RISCOS.com

www.riscos.com Technical Support:
Acorn C/C++

 

Assembly language interface


Interworking assembly language and C - writing programs with both assembly language and C parts - requires use both of ObjAsm and of CC and/or C++. Further explanation of examples is provided in the Interworking assembler with C of the Acorn Assembler guide.

Interworking assembly language and C can be very useful for construction of top quality RISC OS applications. Using this technique you can take advantage of many of the strong points of both languages. Writing most of the bulk of your application in C allows you to take advantage of the portability of C, the maintainability of a high level language and the power of the C libraries and language. Writing critical portions of code in assembler allows you to take advantage of all the speed of the Archimedes and all the features of the machine (eg use the complete floating-point instruction set).

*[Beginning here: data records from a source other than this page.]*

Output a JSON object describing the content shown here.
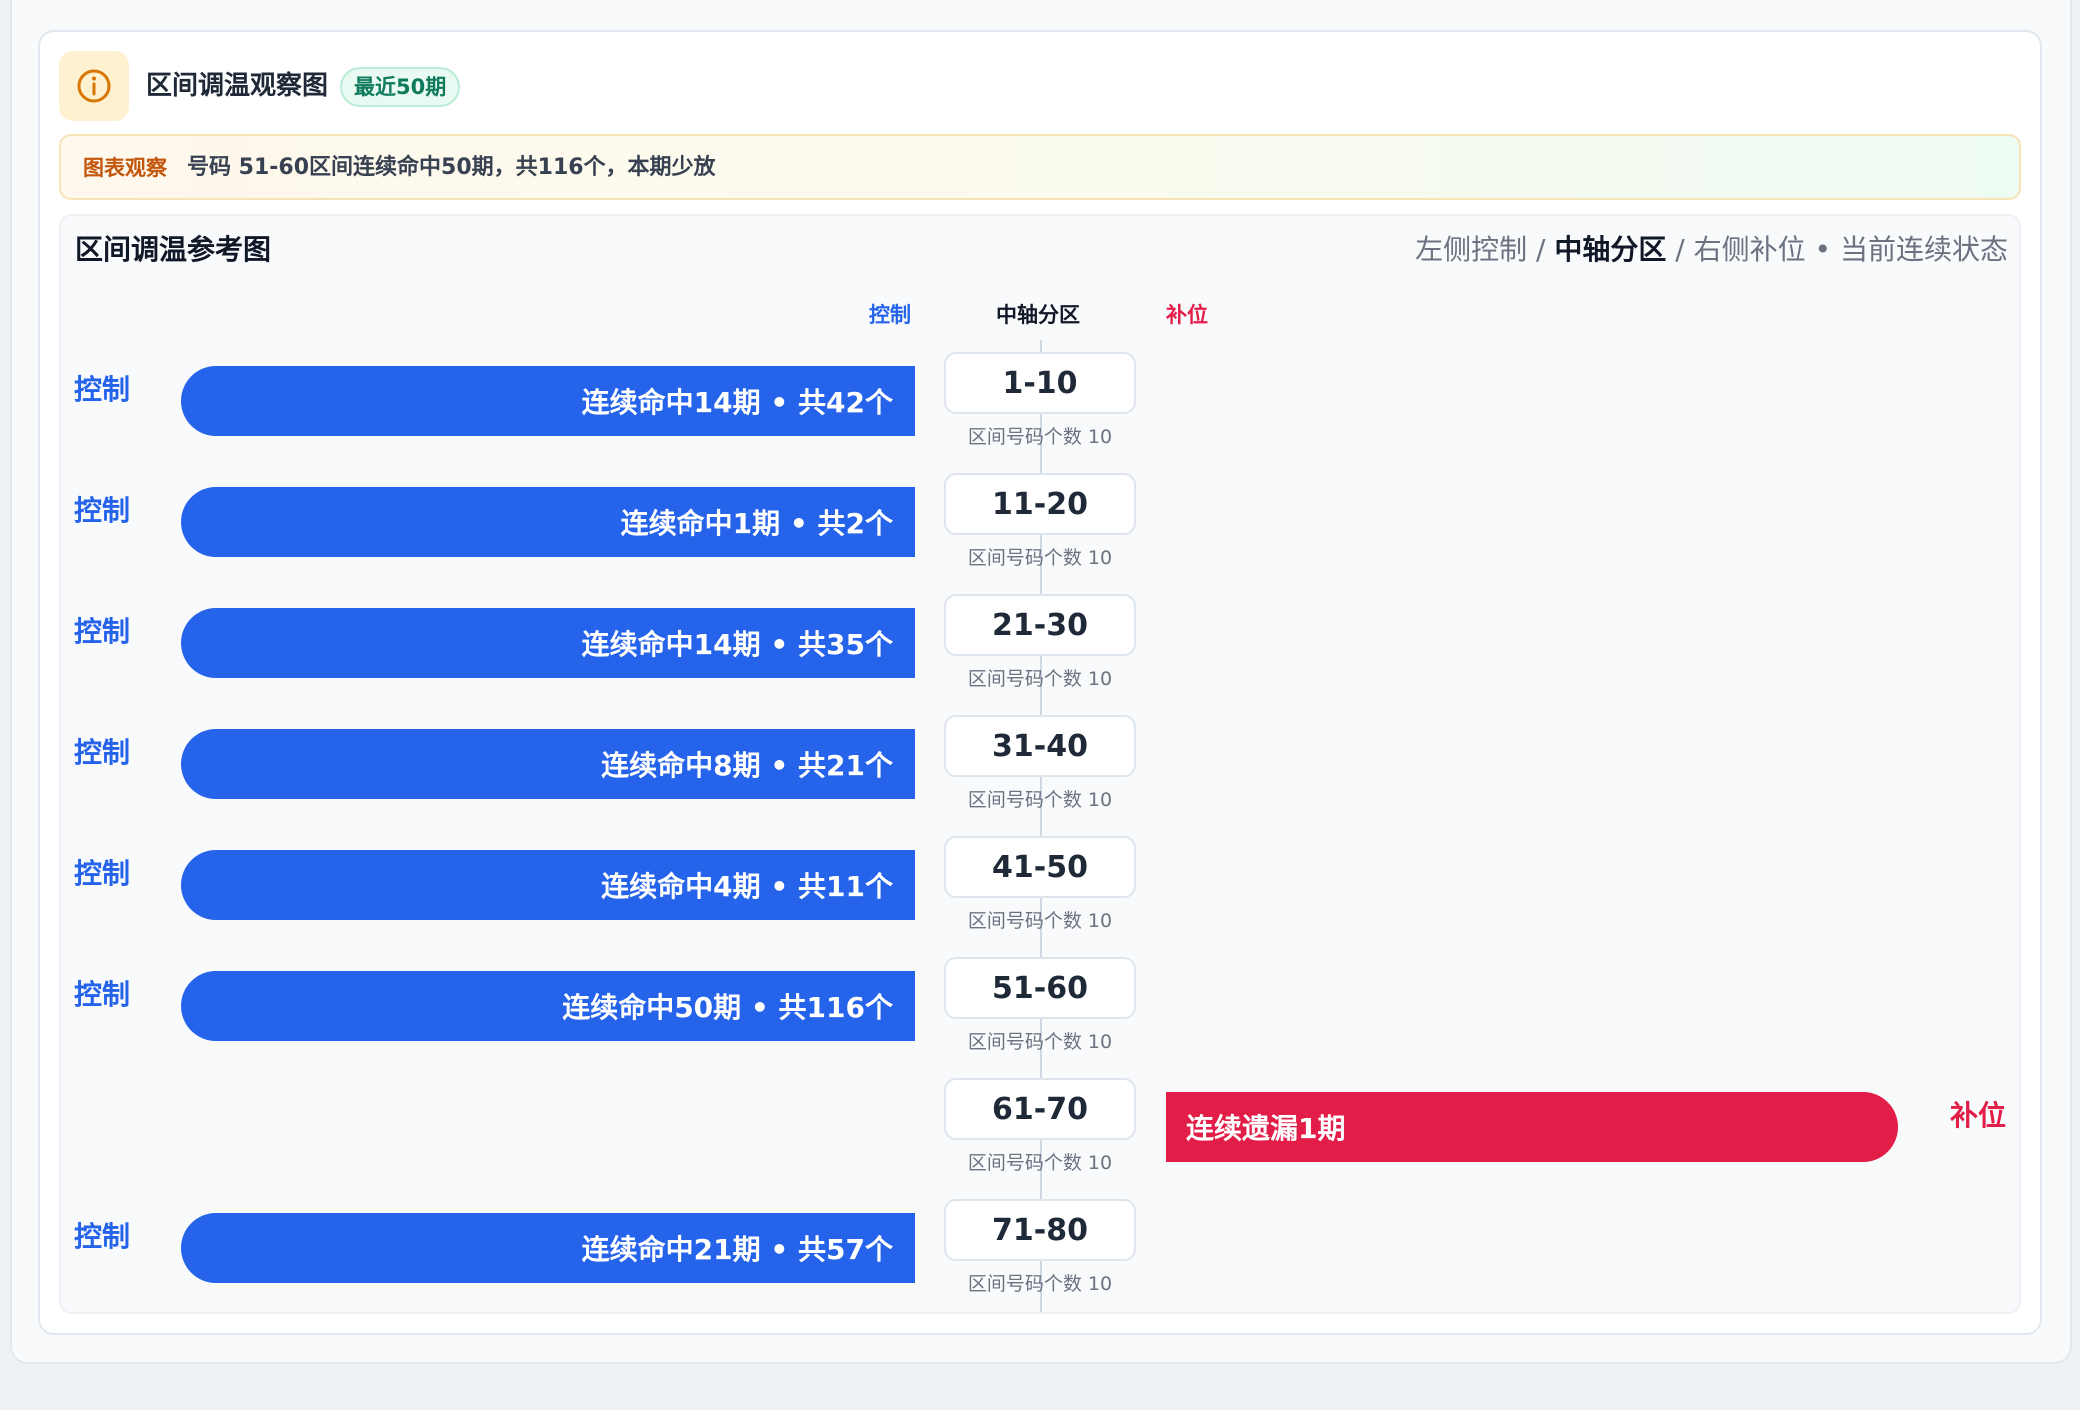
{
  "header": {
    "icon": "info-icon",
    "title": "区间调温观察图",
    "badge": "最近50期"
  },
  "notice": {
    "tag": "图表观察",
    "text": "号码 51-60区间连续命中50期，共116个，本期少放"
  },
  "panel": {
    "title": "区间调温参考图",
    "legend": {
      "left": "左侧控制",
      "sep1": " / ",
      "center": "中轴分区",
      "sep2": " / ",
      "right": "右侧补位",
      "dot": " • ",
      "state": "当前连续状态"
    },
    "columns": {
      "left": "控制",
      "center": "中轴分区",
      "right": "补位"
    }
  },
  "colors": {
    "control": "#2563eb",
    "fill": "#e11d48",
    "icon_accent": "#d97706"
  },
  "rows": [
    {
      "range": "1-10",
      "count_label": "区间号码个数 10",
      "side": "left",
      "side_label": "控制",
      "bar_label": "连续命中14期 • 共42个"
    },
    {
      "range": "11-20",
      "count_label": "区间号码个数 10",
      "side": "left",
      "side_label": "控制",
      "bar_label": "连续命中1期 • 共2个"
    },
    {
      "range": "21-30",
      "count_label": "区间号码个数 10",
      "side": "left",
      "side_label": "控制",
      "bar_label": "连续命中14期 • 共35个"
    },
    {
      "range": "31-40",
      "count_label": "区间号码个数 10",
      "side": "left",
      "side_label": "控制",
      "bar_label": "连续命中8期 • 共21个"
    },
    {
      "range": "41-50",
      "count_label": "区间号码个数 10",
      "side": "left",
      "side_label": "控制",
      "bar_label": "连续命中4期 • 共11个"
    },
    {
      "range": "51-60",
      "count_label": "区间号码个数 10",
      "side": "left",
      "side_label": "控制",
      "bar_label": "连续命中50期 • 共116个"
    },
    {
      "range": "61-70",
      "count_label": "区间号码个数 10",
      "side": "right",
      "side_label": "补位",
      "bar_label": "连续遗漏1期"
    },
    {
      "range": "71-80",
      "count_label": "区间号码个数 10",
      "side": "left",
      "side_label": "控制",
      "bar_label": "连续命中21期 • 共57个"
    }
  ]
}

The key to interworking C and assembler is writing assembly language procedures that obey the ARM Procedure Call Standard (APCS). This is a contract between two procedures, one calling the other. The called procedure needs to know which ARM and floating-point registers it can freely change without restoring them before returning, and the caller needs to know which registers it can rely on not being corrupted over a procedure call.

Additionally, both procedures need to know which registers contain input arguments and return arguments, and the arrangement of the stack has to follow a pattern that debuggers and so on can understand. For the specification of the APCS, see the chapter entitled ARM procedure call standard of the Desktop Tools guide.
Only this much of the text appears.